Lastly, anybody sure about the writers on "It's Natural" and "Won't You Tell Me"? I know it's been said that "It's Natural" is collaboration between Brian and David Sandler but I hadn't seen it confirmed. If it is indeed a Wilson/Sandler tune I am very interested to hear it as "Sweet Mountain" is pretty close to a masterpiece in my book. As far as "Won't You Tell Me" goes, I assumed that it was a collaboration between Murry Wilson and Rick Henn. But then comes the Rolling Stone article and you have Brian saying what he said. Anybody know what's up on either of these or will we just have to wait for the set and scour the credits?

Good Time and When Girls Get Together were both mixed in 1970 and included on the original submission of Sunflower. I'm looking forward to any new mixes, a lot, but I agree that it's a bit of a strange discrepancy when remasters of the original albums are what the set is otherwise prioritising. Those are reflective of the group's artistic intent at the time too, and would have been on the album had it not been for the label. This Whole World and 1970's Good Time had the same stamp of approval, and I don't think the treatment should differ, whether that's remixing both or remastering both.

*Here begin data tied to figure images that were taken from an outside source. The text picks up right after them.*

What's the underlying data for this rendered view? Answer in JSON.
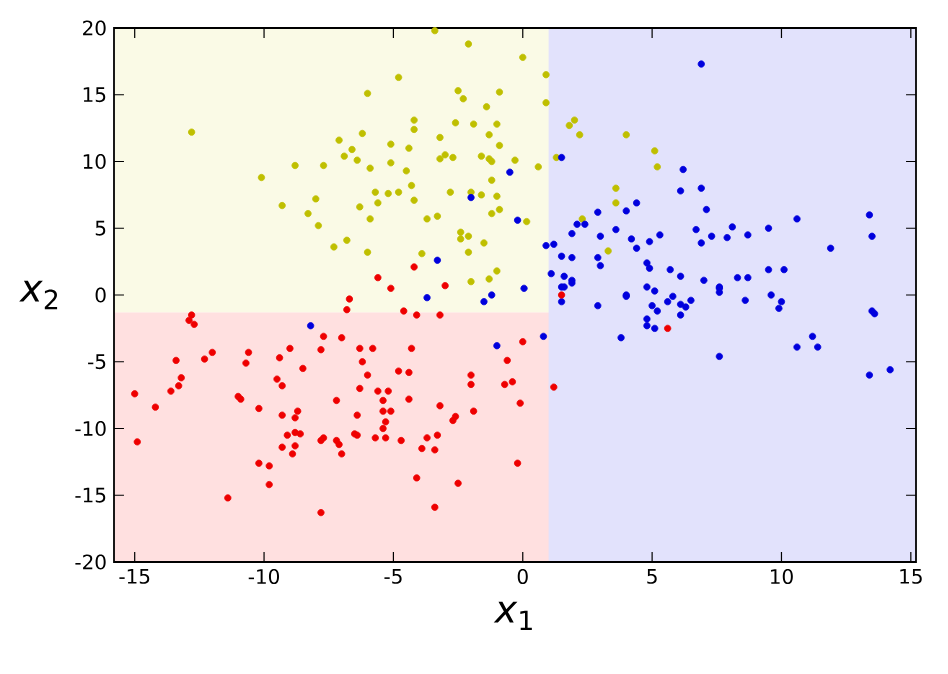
{
  "chart_data": {
    "type": "scatter",
    "xlabel": "*x*$_{1}$",
    "ylabel": "*x*$_{2}$",
    "xlim": [
      -15.8,
      15.2
    ],
    "ylim": [
      -20,
      20
    ],
    "xticks": [
      -15,
      -10,
      -5,
      0,
      5,
      10,
      15
    ],
    "yticks": [
      -20,
      -15,
      -10,
      -5,
      0,
      5,
      10,
      15,
      20
    ],
    "grid": false,
    "marker": "circle",
    "bands": [
      {
        "axis": "y",
        "from": -20,
        "to": -1.3,
        "color": "#ffe0e0"
      },
      {
        "axis": "y",
        "from": -1.3,
        "to": 20,
        "color": "#fafae6"
      },
      {
        "axis": "x",
        "from": 1.0,
        "to": 15.2,
        "color": "#e2e2fc"
      }
    ],
    "series": [
      {
        "color": "#bfbf00",
        "x": [
          -12.8,
          -10.1,
          -9.3,
          -8.8,
          -8.3,
          -8.0,
          -7.9,
          -7.7,
          -7.3,
          -7.1,
          -6.9,
          -6.8,
          -6.6,
          -6.4,
          -6.2,
          -6.3,
          -6.0,
          -5.9,
          -5.9,
          -6.0,
          -5.7,
          -5.6,
          -5.2,
          -5.1,
          -5.1,
          -4.8,
          -4.8,
          -4.5,
          -4.4,
          -4.3,
          -4.2,
          -4.2,
          -4.2,
          -3.9,
          -3.7,
          -3.4,
          -3.3,
          -3.2,
          -3.2,
          -3.0,
          -2.8,
          -2.7,
          -2.6,
          -2.5,
          -2.3,
          -2.4,
          -2.4,
          -2.1,
          -2.1,
          -2.1,
          -2.0,
          -1.9,
          -2.0,
          -1.6,
          -1.6,
          -1.5,
          -1.4,
          -1.3,
          -1.3,
          -1.3,
          -1.2,
          -1.2,
          -1.0,
          -1.2,
          -0.9,
          -1.0,
          -0.9,
          -0.9,
          -1.0,
          0.0,
          0.15,
          0.9,
          0.9,
          1.8,
          2.0,
          2.2,
          4.0,
          5.1,
          5.2,
          3.6,
          3.6,
          2.3,
          3.3,
          -0.3,
          0.6,
          1.3
        ],
        "values": [
          12.2,
          8.8,
          6.7,
          9.7,
          6.1,
          7.2,
          5.2,
          9.7,
          3.6,
          11.6,
          10.4,
          4.1,
          10.9,
          10.1,
          12.1,
          6.6,
          15.1,
          5.7,
          9.5,
          3.2,
          7.7,
          6.9,
          7.6,
          11.3,
          9.9,
          16.3,
          7.7,
          9.3,
          11.0,
          8.2,
          7.1,
          12.4,
          13.1,
          3.1,
          5.7,
          19.8,
          5.9,
          11.8,
          10.2,
          10.5,
          7.7,
          10.3,
          12.9,
          15.3,
          14.7,
          4.7,
          4.2,
          18.8,
          4.4,
          3.2,
          1.0,
          12.8,
          7.7,
          10.4,
          7.5,
          3.9,
          14.1,
          10.2,
          1.2,
          12.0,
          10.0,
          8.6,
          7.4,
          6.1,
          6.4,
          12.8,
          15.2,
          11.2,
          1.8,
          17.8,
          5.5,
          16.5,
          14.4,
          12.7,
          13.1,
          12.0,
          12.0,
          10.8,
          9.6,
          8.0,
          6.9,
          5.7,
          3.3,
          10.1,
          9.6,
          10.3
        ]
      },
      {
        "color": "#0000dd",
        "x": [
          -0.5,
          -2.0,
          -0.2,
          -3.3,
          0.05,
          -3.7,
          -1.2,
          -8.2,
          -1.5,
          -1.0,
          6.9,
          1.5,
          6.2,
          6.1,
          6.9,
          7.1,
          4.4,
          4.0,
          2.9,
          2.1,
          2.4,
          3.6,
          1.9,
          3.0,
          4.2,
          5.3,
          4.9,
          6.7,
          6.9,
          7.3,
          7.9,
          8.1,
          8.7,
          9.5,
          10.6,
          13.4,
          13.5,
          11.9,
          0.9,
          1.2,
          4.4,
          1.5,
          1.9,
          2.9,
          3.0,
          4.8,
          4.9,
          5.7,
          6.1,
          7.0,
          7.6,
          8.3,
          8.7,
          9.5,
          10.1,
          1.1,
          1.6,
          1.9,
          1.5,
          4.0,
          4.8,
          5.1,
          5.8,
          1.5,
          1.6,
          1.9,
          2.9,
          4.0,
          0.8,
          3.8,
          5.0,
          5.2,
          4.8,
          4.8,
          5.1,
          5.6,
          6.1,
          6.3,
          6.1,
          6.5,
          7.6,
          7.6,
          7.6,
          8.6,
          9.6,
          10.0,
          9.9,
          10.6,
          11.2,
          11.4,
          13.5,
          13.6,
          13.4,
          14.2
        ],
        "values": [
          9.2,
          7.3,
          5.6,
          2.6,
          0.5,
          -0.2,
          0.0,
          -2.3,
          -0.5,
          -3.8,
          17.3,
          10.3,
          9.4,
          7.8,
          8.0,
          6.4,
          6.9,
          6.3,
          6.2,
          5.3,
          5.3,
          4.9,
          4.6,
          4.4,
          4.2,
          4.5,
          4.0,
          4.9,
          3.9,
          4.4,
          4.3,
          5.1,
          4.5,
          5.0,
          5.7,
          6.0,
          4.4,
          3.5,
          3.7,
          3.8,
          3.5,
          2.9,
          2.8,
          2.8,
          2.2,
          2.4,
          2.0,
          1.9,
          1.4,
          1.1,
          0.6,
          1.3,
          1.3,
          1.9,
          1.9,
          1.6,
          1.4,
          1.1,
          0.6,
          0.0,
          0.6,
          0.3,
          -0.1,
          -0.5,
          0.6,
          0.9,
          -0.8,
          -0.1,
          -3.1,
          -3.2,
          -0.8,
          -1.2,
          -1.8,
          -2.3,
          -2.5,
          -0.5,
          -0.7,
          -0.9,
          -1.5,
          -0.4,
          0.5,
          0.2,
          -4.6,
          -0.4,
          0.0,
          -0.5,
          -1.0,
          -3.9,
          -3.1,
          -3.9,
          -1.2,
          -1.4,
          -6.0,
          -5.6
        ]
      },
      {
        "color": "#ee0000",
        "x": [
          -5.6,
          -4.2,
          -5.1,
          -3.0,
          -6.7,
          -6.8,
          -4.6,
          -4.1,
          -3.2,
          -12.8,
          -12.9,
          -12.7,
          -7.7,
          -7.0,
          0.0,
          -9.0,
          -7.8,
          -6.3,
          -5.8,
          -4.3,
          -12.0,
          -10.6,
          -12.3,
          -13.4,
          -9.4,
          -6.2,
          -10.7,
          -8.5,
          -4.8,
          -4.4,
          -0.6,
          -6.0,
          -2.0,
          -13.2,
          -9.5,
          -0.4,
          -0.7,
          -2.0,
          -9.3,
          -13.6,
          -13.3,
          -15.0,
          -6.3,
          -5.6,
          -5.2,
          -11.0,
          -10.9,
          -5.4,
          -4.4,
          -7.2,
          -0.1,
          -14.2,
          -10.2,
          -8.7,
          -5.4,
          -5.1,
          -1.9,
          -6.4,
          -9.3,
          -8.8,
          -3.2,
          -2.6,
          -2.7,
          -5.3,
          -5.4,
          -6.5,
          -6.4,
          -9.1,
          -8.8,
          -8.6,
          -7.7,
          -7.8,
          -7.2,
          -7.1,
          -5.7,
          -5.3,
          -4.7,
          -3.7,
          -3.3,
          -9.3,
          -8.8,
          -8.9,
          -7.0,
          -3.9,
          -3.4,
          -14.9,
          -10.2,
          -9.8,
          -0.2,
          -4.1,
          -9.8,
          -2.5,
          -11.4,
          -3.4,
          -7.8,
          1.5,
          1.2,
          5.6
        ],
        "values": [
          1.3,
          2.1,
          0.5,
          0.7,
          -0.3,
          -1.1,
          -1.2,
          -1.5,
          -1.5,
          -1.5,
          -1.9,
          -2.2,
          -3.1,
          -3.2,
          -3.5,
          -4.0,
          -4.1,
          -4.0,
          -4.0,
          -4.0,
          -4.3,
          -4.3,
          -4.8,
          -4.9,
          -4.7,
          -5.0,
          -5.1,
          -5.5,
          -5.7,
          -5.8,
          -4.9,
          -6.0,
          -6.0,
          -6.2,
          -6.3,
          -6.5,
          -6.7,
          -6.7,
          -6.8,
          -7.2,
          -6.8,
          -7.4,
          -7.0,
          -7.2,
          -7.2,
          -7.6,
          -7.8,
          -7.9,
          -7.8,
          -7.9,
          -8.1,
          -8.4,
          -8.5,
          -8.7,
          -8.7,
          -8.7,
          -8.7,
          -9.0,
          -9.0,
          -9.2,
          -8.3,
          -9.1,
          -9.4,
          -9.5,
          -10.0,
          -10.4,
          -10.5,
          -10.5,
          -10.3,
          -10.4,
          -10.7,
          -10.9,
          -10.9,
          -11.2,
          -10.7,
          -10.7,
          -10.9,
          -10.7,
          -10.5,
          -11.4,
          -11.3,
          -11.9,
          -11.9,
          -11.5,
          -11.6,
          -11.0,
          -12.6,
          -12.8,
          -12.6,
          -13.7,
          -14.2,
          -14.1,
          -15.2,
          -15.9,
          -16.3,
          0.0,
          -6.9,
          -2.5
        ]
      }
    ]
  }
}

Since we're not going down the remix route, I hope a cop ex release will put the remaining '69-'70 mixes in one place (including those that are already scattered on different comps like Susie and Got My Pay).

It's Natural, I believe, was just written by David Sandler. The I'm Going Your Way released in 2019 featured the later lead vocal attempt - the bootlegged take is a scratch.
124  Smiley Smile Stuff / General On Topic Discussions / Re: Funky Pretty: the So Tough / Holland era sessions on: June 06, 2021, 03:33:33 AM
The fairy tale 'Casual Look' is less than a minute of Brian and Carl loosely playing piano together while Brian sings it off-mic, caught on tape during the tracking session for the main theme following an explanation of where it would belong in the story. Wouldn't call it phenomenal by any stretch, and it isn't a full fledged recording. Still, interesting and fun, and I imagine it's the sort of material that would make an archival release.
125  Smiley Smile Stuff / General On Topic Discussions / Re: All I Wanna do - Lead vocals: Love with Johnston? on: June 04, 2021, 05:48:55 AM
To be clear I just meant I was open to the possibility that another member 'punched in' or joined in faint unison just for that head voice bit. Definitely not outside the realm of possibility considering they had done it before (Brian embellishing Carl's head voice notes on Good Vibes verses).

But I'll concede that on repeat listen it does seem to be entirely Mike without any help on that section. The head voice there is very pinched and there's no sustain to it - if it was Bruce it'd probably be more legato.

I do hear a faint chorus effect on the lead from 'a gentle thought...' until the end of that line - based on cursory listens I thought that could've been someone faintly doubling Mike, but more likely it's a faint double tracking by Mike or artificial double tracking via tape speed manipulation.


It's only single-tracked, and very evident that it's Mike unassisted when the delay effects are taken away. July, I promise.